Bezüglich der ePA warben Bobbert und Bodendieck für eine Opt-out-Lösung. Bisher habe man hier auf Freiwilligkeit nichts erreichen können. Patienten hätten bereits seit anderthalb Jahren ein Anrecht auf eine ePA. Allerdings seien ePA bisher äußert rar gesät. Und wenn es welche gebe, dann seien diese lückenhaft, nicht brauchbar und die wenigen, die eine Akte hätten, seien Gesunde und nicht chronisch Kranke.
Die Ärztinnen und Ärzte sind sich in Bremen weitgehend einig: Eine ePA, in der die Ärzteschaft Zugriff auf die wichtigen Gesundheitsdaten und Befunde sowie alle Medikamente hat, wäre ein Segen. Allerdings darf es nicht so wie jetzt, eine Ansammlung von PDF-Dateien sein, die mühsam angeklickt werden müssen. Wenn Digitalisierung, dann richtig.
Bei der Opt-out-Lösung warnten viele Ärztinnen und Ärzte in ihren Redebeiträgen davor, dass die Daten der Patienten gefährdet sein könnten.
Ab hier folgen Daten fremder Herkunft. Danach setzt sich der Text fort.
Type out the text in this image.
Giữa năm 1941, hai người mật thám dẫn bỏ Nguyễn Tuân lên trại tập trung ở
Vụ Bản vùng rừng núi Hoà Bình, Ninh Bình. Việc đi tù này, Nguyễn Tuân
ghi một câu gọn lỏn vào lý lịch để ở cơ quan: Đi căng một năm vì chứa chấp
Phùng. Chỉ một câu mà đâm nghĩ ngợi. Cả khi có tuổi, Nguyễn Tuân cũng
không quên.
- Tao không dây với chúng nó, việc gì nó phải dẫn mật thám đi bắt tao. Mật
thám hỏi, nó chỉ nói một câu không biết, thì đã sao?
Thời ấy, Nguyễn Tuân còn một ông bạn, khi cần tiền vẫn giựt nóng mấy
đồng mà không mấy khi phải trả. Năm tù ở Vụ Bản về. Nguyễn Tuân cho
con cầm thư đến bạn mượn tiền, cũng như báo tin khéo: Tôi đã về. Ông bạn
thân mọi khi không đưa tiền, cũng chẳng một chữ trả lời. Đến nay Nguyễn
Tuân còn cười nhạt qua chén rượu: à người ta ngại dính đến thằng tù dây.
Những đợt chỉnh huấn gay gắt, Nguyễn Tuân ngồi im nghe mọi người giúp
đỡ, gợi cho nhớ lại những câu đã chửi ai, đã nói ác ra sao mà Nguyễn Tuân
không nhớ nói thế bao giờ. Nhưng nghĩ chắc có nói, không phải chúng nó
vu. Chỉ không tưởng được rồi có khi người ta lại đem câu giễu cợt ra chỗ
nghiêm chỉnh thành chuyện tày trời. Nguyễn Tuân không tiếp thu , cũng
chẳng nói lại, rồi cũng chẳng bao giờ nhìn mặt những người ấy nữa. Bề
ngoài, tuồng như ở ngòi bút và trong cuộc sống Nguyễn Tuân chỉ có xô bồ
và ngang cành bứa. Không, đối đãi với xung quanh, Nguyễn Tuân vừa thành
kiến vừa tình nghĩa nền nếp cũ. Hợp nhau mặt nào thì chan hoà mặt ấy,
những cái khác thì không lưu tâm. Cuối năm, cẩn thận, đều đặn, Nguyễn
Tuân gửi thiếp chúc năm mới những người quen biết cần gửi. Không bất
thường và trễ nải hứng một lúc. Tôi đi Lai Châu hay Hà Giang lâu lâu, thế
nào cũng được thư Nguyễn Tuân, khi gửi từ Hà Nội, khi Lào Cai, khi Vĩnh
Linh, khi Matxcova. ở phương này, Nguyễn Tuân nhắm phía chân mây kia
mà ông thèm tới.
Hier gelte es auch, weiter zu denken. Eine Ärztin machte beispielsweise auf die Datenverwendung im EU-Raum aufmerksam.
In Polen etwa sei ein Schwangerschaftsabbruch unter Strafe gestellt (außer Vergewaltigung). Viele der Frauen kämen deshalb nach Deutschland. Würde jeder Zugriff auf Daten der persönlichen ePA haben, müssten diese Frauen in ihrem Land Strafverfolgung fürchten. Patienten müssten dringend das Recht haben, ihre Daten ausblenden zu können, hieß es von Delegierten.
Rechtlich überprüfen: Opt-out-Verfahren zulässig?
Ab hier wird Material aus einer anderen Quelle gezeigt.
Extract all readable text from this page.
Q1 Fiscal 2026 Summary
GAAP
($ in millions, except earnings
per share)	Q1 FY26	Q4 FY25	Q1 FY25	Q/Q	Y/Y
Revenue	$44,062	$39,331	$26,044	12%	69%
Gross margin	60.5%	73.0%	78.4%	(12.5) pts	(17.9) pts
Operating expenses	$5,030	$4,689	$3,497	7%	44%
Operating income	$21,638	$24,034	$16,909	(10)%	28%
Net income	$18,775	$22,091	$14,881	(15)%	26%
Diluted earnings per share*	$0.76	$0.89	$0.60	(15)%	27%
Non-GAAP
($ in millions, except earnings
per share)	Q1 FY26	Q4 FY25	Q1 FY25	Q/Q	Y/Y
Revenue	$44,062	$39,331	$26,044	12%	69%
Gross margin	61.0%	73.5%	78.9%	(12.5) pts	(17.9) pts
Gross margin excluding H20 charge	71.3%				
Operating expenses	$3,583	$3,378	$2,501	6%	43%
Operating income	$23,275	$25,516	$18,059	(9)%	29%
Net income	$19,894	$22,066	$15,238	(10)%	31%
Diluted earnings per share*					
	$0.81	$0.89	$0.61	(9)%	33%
Trotz der hohen Bedenken, erhielt der Antrag „Elektronische Patientenakte – Opt-out-Verfahren“ eine kleine Mehrheit. Für die ePA heißt es im Antrag:
Ein Opt-out-Verfahren ist prinzipiell mehrstufig für mehrere Aspekte einer Patientenakte denkbar:
- statt expliziter Beantragung: jeder Patient erhält initial eine Akte, es sei denn, er widerspricht der Anlage,
- statt expliziter Datenfreigabe für jeden Arzt: alle Ärztinnen und Ärzte erhalten zunächst vollen Zugriff, es sei denn, der Patient schränkt die Zugriffsrechte explizit ein,
- statt expliziter Weitergabe von Daten aus der ePA für Forschungszwecke: alle Daten eines Patienten stehen für Forschungszwecke zur Verfügung, es sei denn, der Patient beschränkt eine Datenweitergabe.
Gleichzeitig stimmten die Ärztinnen und Ärzte mehrheitlich einem Antrag zu, nach dem die Zulässigkeit des Opt-out-Verfahrens bei der ePA einer rechtlichen Überprüfung unterzogen wird.
Bei der Nutzung von Gesundheitsdaten in der Versorgung und Forschung müssten außedem klare Regeln her, fordert die Ärzteschaft im Zusammenhang mit Gesundheitsdaten. Die Delegierten in Bremen dafür, dass in einem Gesundheitsdatennutzungsgesetz die rechtlichen, organisatorischen und infrastrukturellen Rahmenbedingungen eindeutig festgelegt werden. Die Bundesregierung müsse das im Koalitionsvertrag von SPD, Bündnis90/Die Grünen und FDP angekündigte Gesetz zügig entwickeln und die Ärzteschaft aktiv in den Prozess einbeziehen.